Clinical Presentation

The hallmark symptoms of Sydenham chorea are involuntary movements (chorea), muscle weakness (hypotonia), and emotional instability. Chorea can develop abruptly or over a few days, often appearing generalized but sometimes asymmetrically affecting one side of the body (hemichorea). Parents may notice their child becoming unusually clumsy or dropping objects. The movements cease during sleep.

Hypotonia presents with signs like the pronator sign (arms and palms turn outward when held overhead) and the choreic hand (spooning of the extended hand due to wrist flexion and finger extension). Severe cases can impair the child’s ability to perform daily activities such as eating, dressing, or walking, and speech may become unintelligible. Emotional symptoms include extreme mood swings, uncontrollable crying, inattention, anxiety, obsessive-compulsive behaviors, paranoia, and reluctance to speak.

Diagnosis and Treatment



Sydenham chorea is primarily diagnosed based on clinical symptoms. Testing for antistreptolysin O titers can help confirm a recent streptococcal infection, but negative results do not rule out the diagnosis. It is essential to evaluate all patients for carditis and start long-term antibiotic prophylaxis (e.g., penicillin) to prevent rheumatic heart disease recurrence. Prophylaxis should continue until the patient is 21 years old.

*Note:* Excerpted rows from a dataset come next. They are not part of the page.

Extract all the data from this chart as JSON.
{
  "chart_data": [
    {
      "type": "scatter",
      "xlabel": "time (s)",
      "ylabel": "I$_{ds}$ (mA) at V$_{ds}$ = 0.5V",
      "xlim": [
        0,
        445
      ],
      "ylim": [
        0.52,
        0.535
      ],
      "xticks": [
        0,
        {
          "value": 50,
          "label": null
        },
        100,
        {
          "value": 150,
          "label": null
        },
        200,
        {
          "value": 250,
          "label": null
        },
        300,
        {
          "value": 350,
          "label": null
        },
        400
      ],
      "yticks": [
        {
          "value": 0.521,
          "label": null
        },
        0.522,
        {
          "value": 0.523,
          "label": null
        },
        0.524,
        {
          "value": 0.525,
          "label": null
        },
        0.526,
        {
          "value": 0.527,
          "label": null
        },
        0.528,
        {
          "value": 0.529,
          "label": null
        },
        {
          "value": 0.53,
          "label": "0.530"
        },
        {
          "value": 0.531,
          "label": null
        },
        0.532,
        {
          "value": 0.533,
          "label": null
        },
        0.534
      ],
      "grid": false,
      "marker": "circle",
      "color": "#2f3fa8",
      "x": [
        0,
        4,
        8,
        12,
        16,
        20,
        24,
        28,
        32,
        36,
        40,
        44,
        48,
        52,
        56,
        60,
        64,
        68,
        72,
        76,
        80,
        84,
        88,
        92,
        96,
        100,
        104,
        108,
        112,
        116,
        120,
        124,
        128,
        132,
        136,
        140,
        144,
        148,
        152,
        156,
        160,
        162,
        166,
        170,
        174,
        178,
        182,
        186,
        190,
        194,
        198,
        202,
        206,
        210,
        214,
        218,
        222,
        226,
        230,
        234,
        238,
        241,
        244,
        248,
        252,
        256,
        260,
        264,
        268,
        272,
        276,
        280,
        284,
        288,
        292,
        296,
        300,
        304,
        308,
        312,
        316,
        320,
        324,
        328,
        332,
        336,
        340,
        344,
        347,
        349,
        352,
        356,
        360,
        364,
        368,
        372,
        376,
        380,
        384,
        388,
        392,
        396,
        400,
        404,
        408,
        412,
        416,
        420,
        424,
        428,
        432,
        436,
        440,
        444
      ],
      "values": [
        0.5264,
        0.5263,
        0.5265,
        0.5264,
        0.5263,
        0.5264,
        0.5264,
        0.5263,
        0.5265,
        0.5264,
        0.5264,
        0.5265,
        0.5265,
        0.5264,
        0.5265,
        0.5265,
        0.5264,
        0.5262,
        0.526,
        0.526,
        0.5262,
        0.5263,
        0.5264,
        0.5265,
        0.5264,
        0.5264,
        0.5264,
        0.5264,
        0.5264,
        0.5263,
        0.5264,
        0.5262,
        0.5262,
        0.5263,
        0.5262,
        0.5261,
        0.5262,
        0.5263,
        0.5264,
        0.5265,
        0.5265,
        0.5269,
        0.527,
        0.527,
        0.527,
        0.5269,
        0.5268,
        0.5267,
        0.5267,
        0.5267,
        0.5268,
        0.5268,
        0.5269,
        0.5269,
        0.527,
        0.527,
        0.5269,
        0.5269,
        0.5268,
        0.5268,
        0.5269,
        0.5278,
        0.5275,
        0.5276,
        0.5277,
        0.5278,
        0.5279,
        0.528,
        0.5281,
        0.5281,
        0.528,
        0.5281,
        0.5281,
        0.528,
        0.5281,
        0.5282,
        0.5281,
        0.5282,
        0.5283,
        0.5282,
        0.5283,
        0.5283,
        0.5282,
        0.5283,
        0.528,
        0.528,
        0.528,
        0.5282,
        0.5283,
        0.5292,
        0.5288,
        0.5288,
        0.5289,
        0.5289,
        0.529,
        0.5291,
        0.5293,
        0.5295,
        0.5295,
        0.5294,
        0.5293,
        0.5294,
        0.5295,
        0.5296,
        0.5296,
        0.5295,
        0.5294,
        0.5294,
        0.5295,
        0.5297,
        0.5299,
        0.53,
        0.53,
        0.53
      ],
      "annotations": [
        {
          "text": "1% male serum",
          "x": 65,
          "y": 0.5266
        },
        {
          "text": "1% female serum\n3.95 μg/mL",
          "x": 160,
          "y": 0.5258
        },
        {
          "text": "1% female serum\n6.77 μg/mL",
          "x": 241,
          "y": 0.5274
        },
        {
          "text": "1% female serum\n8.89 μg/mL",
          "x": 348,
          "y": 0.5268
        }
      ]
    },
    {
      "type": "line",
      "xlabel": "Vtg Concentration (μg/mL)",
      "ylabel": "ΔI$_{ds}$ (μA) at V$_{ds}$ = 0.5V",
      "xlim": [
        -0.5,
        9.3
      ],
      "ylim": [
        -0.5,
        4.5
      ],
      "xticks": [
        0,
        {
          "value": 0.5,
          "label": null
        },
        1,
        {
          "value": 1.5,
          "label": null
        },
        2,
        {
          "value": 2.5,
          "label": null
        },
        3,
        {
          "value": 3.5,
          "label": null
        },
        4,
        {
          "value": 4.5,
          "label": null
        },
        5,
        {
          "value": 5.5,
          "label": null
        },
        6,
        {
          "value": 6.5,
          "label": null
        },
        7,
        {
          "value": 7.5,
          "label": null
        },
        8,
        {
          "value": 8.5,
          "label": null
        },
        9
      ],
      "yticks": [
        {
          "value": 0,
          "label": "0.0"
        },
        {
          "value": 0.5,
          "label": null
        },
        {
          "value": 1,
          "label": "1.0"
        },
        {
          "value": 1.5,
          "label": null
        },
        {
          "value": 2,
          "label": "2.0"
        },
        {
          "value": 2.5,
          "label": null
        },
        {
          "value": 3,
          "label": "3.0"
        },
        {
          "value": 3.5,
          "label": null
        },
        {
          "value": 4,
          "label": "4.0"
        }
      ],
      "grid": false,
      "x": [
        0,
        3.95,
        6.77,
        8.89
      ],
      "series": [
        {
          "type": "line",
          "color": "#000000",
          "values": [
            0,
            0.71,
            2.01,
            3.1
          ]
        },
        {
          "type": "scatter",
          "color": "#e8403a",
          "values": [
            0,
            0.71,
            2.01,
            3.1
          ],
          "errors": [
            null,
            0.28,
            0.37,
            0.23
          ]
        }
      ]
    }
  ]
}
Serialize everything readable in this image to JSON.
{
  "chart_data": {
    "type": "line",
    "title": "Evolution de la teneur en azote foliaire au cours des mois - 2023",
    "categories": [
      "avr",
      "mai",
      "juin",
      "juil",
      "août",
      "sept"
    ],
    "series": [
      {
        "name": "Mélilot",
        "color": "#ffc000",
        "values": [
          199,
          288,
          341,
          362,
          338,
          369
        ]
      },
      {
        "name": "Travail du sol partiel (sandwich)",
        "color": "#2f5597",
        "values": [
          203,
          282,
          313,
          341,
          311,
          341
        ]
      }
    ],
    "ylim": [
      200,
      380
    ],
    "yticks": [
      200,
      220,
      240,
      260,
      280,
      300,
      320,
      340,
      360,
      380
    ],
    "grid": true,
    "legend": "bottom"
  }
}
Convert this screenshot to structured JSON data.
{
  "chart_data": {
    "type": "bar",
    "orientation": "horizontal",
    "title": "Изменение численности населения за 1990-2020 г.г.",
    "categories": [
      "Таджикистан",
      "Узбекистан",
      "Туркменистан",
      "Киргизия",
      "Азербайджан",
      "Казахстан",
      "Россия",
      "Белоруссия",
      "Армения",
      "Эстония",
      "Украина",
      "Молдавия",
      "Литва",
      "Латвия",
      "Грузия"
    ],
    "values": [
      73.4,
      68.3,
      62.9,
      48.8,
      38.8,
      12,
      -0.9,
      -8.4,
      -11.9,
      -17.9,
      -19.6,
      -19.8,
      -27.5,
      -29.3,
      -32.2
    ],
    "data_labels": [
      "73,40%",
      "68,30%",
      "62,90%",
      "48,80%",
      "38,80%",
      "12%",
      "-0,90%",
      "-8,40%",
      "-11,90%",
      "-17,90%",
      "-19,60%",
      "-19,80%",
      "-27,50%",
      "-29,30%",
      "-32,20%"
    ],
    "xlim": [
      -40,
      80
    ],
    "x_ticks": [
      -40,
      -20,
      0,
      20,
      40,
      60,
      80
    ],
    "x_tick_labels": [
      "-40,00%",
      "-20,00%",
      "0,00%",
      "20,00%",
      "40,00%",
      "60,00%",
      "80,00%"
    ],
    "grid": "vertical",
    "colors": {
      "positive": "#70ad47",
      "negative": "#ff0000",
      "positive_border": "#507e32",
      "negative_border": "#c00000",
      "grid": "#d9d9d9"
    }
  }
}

For severe chorea, treatment options include valproate, carbamazepine, and dopamine receptor antagonists. The use of prednisone, intravenous immunoglobulin (IVIG), and plasma exchange has shown mixed results. Some studies suggest prednisone can reduce the time to remission, and IVIG or plasma exchange may decrease chorea severity, but these treatments do not appear to impact the long-term recurrence rate or outcomes.

Prognosis

Sydenham chorea often resolves spontaneously within a year, but recurrences can occur. Early diagnosis and management are crucial to mitigate the impact on the child’s quality of life and prevent complications associated with rheumatic heart disease.

Conclusion

Sydenham chorea is a complex condition resulting from an autoimmune reaction to a streptococcal infection. With a combination of symptom management and preventive antibiotic treatment, most children recover well, although vigilance for potential recurrences is necessary.